I think something will be done on healthcare. It would be best if local areas could find a workable system that saps the support for a national socialist healthcare system.
So far no state has done that.
October 20th, 2008 at 7:12 pm
Kristofer,
I agree almost completely. A party of David Cameron’s is profoundly unappealing to me. As best as I can tell, Labor is to the right of Cameron on defense and only mildly to the left on fiscal issues. And for many of the reasons you outlined, I suspect it’d be a terrible loser. As I noted (I think) in response to DaveG’s Cameron post, the US is demographically much more rural then Britain and unlikely to be amenable to a hip, metropolitan, pseudo-conservatism.
October 20th, 2008 at 11:52 pm
If you believe in something larger than yourself, if you believe not in a administration service-provider state but rather in the historic purpose of a nation or of a people, which I do, then Cameron’s “conservatism” is a risible caricature. I would rather be ruled by socialists or social democrats. At least they believe in something.
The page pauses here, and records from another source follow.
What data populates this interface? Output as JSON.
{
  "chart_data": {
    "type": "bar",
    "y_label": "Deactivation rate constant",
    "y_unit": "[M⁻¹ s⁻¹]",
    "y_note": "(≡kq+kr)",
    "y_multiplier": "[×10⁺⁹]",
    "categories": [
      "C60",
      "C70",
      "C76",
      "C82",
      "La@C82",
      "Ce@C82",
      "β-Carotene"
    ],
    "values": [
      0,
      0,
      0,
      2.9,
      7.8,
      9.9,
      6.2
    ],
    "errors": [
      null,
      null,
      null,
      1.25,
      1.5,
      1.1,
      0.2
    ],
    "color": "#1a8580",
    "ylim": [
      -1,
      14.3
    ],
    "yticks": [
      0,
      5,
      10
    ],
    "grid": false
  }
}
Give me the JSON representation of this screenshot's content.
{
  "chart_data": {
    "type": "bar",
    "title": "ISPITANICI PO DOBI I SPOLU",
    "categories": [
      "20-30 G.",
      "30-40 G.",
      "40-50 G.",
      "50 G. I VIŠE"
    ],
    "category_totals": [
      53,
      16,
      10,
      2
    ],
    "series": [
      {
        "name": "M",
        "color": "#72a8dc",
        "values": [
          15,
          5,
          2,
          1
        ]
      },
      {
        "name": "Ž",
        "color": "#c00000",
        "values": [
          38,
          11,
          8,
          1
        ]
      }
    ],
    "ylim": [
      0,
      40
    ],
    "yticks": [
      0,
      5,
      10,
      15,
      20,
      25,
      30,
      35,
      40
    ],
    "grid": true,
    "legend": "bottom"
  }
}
October 21st, 2008 at 12:11 am
And no single state can. Universal coverage requires a universal solution, i.e. a federal solution, and a solution in which everyone must participate so that the young and healthy can subsidize everyone else. The way the problem is articulated demands a so-called single payer solution. This is a game we cannot win because the game itself is fixed.
We subsidize demand for services when we separate the parties who pay for a service from the parties who enjoy the benefits of the service. This is the problem. This is why our healthcare costs rise faster than the rate of inflation. This is also why education costs rise faster than the rate of inflation. And this is the problem that no one wants to address.
Canada’s solution—and I live in Canada—is single payer with strict, strict rationing. You have to wait for months for certain services. There is only one children’s hospital in our province. The tax burden is enormous (believe me). But we’ve never seen a hospital bill in the 5 years since we moved here.
But think about it this way. Socialism for 30 million Canadians who are already accustomed to the straitened conditions of their system is far more manageable than socialism for 300 million Americans who are accustomed to the finest healthcare system in the world.